O amor romântico é carregado de expectativas, idealizações e ideias que algumas vezes fogem da realidade. Isso não o impede de ser o objetivo final milhões de pessoas em todo o mundo, mas nos últimos tempos vários homens e mulheres têm despertado para o fato de que pode ter mais na vida do que só esse tipo de amor romântico, e estão dispostos a trocar os relacionamentos sérios por uma nova construção de vida.
A psicanalista Regina Navarro Lins, autora de “Novas Formas de Amar” disse em entrevista ao Folha, que a ideia de amor romântico se trata de uma “concepção cultural” que permeia a nossa sociedade nos últimos séculos, mas que a sua existência pode estar com os dias contados.
Ao que tudo indica, a sociedade está cada vez menos disposta a acreditar no “príncipe encantado”, na “mulher perfeita”, e até mesmo na “alma gêmea”. Essas pessoas feitas sob medida para nós, que em algum momento entrarão em nossas vidas e acabarão com os problemas estão se tornando um mito.
Um exemplo disso são as pessoas que nunca tiveram um relacionamento e não sentem a necessidade de ter um parceiro do lado para completar as suas vidas, e até mesmo aqueles que escolheram deixar uma relação séria para explorar o mundo e viver novas experiências de vida.

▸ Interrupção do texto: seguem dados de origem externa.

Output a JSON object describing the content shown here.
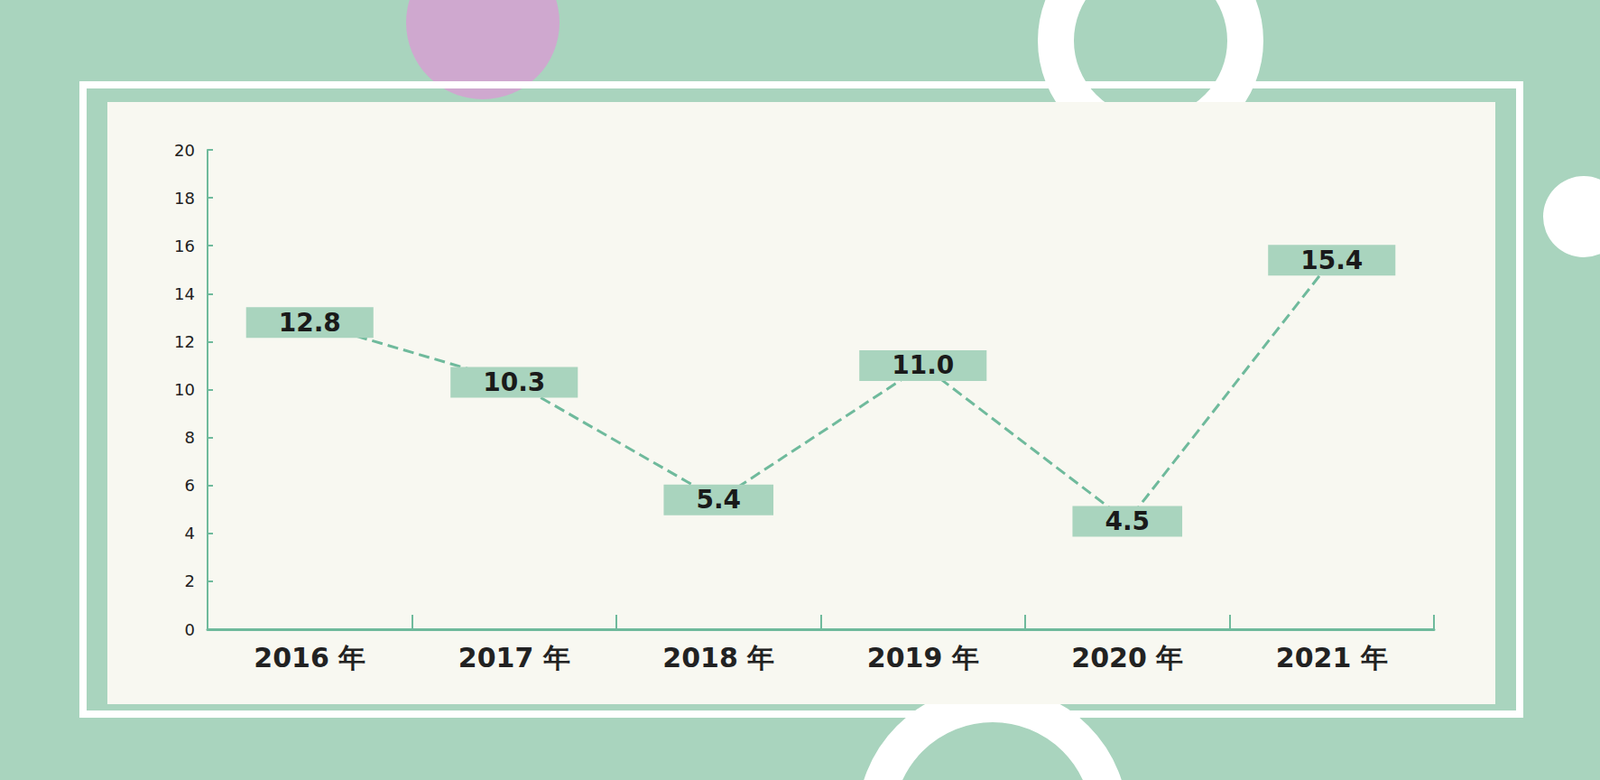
{
  "chart_data": {
    "type": "line",
    "categories": [
      "2016 年",
      "2017 年",
      "2018 年",
      "2019 年",
      "2020 年",
      "2021 年"
    ],
    "values": [
      12.8,
      10.3,
      5.4,
      11.0,
      4.5,
      15.4
    ],
    "value_labels": [
      "12.8",
      "10.3",
      "5.4",
      "11.0",
      "4.5",
      "15.4"
    ],
    "ylim": [
      0,
      20
    ],
    "yticks": [
      0,
      2,
      4,
      6,
      8,
      10,
      12,
      14,
      16,
      18,
      20
    ],
    "grid": false,
    "data_labels": true,
    "color": "#6fba9c",
    "line_style": "dashed"
  }
}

A geração, especialmente de mulheres, que passou toda a adolescência e começo da vida adulta romantizando relacionamentos e idealizando a vida a dois, influenciada pelos livros e filmes de romance, está começando a acordar para uma nova fase da vida.
Seja pelas suas próprias experiências com o amor romântico, pelas notícias e pelos relacionamentos falidos de outras pessoas, essa geração agora está mais focada em viver a sua própria vida e fazer tudo aquilo que deseja do que esperar pela pessoa certa e achar que o amor romântico é a solução para todos os seus vazios e problemas.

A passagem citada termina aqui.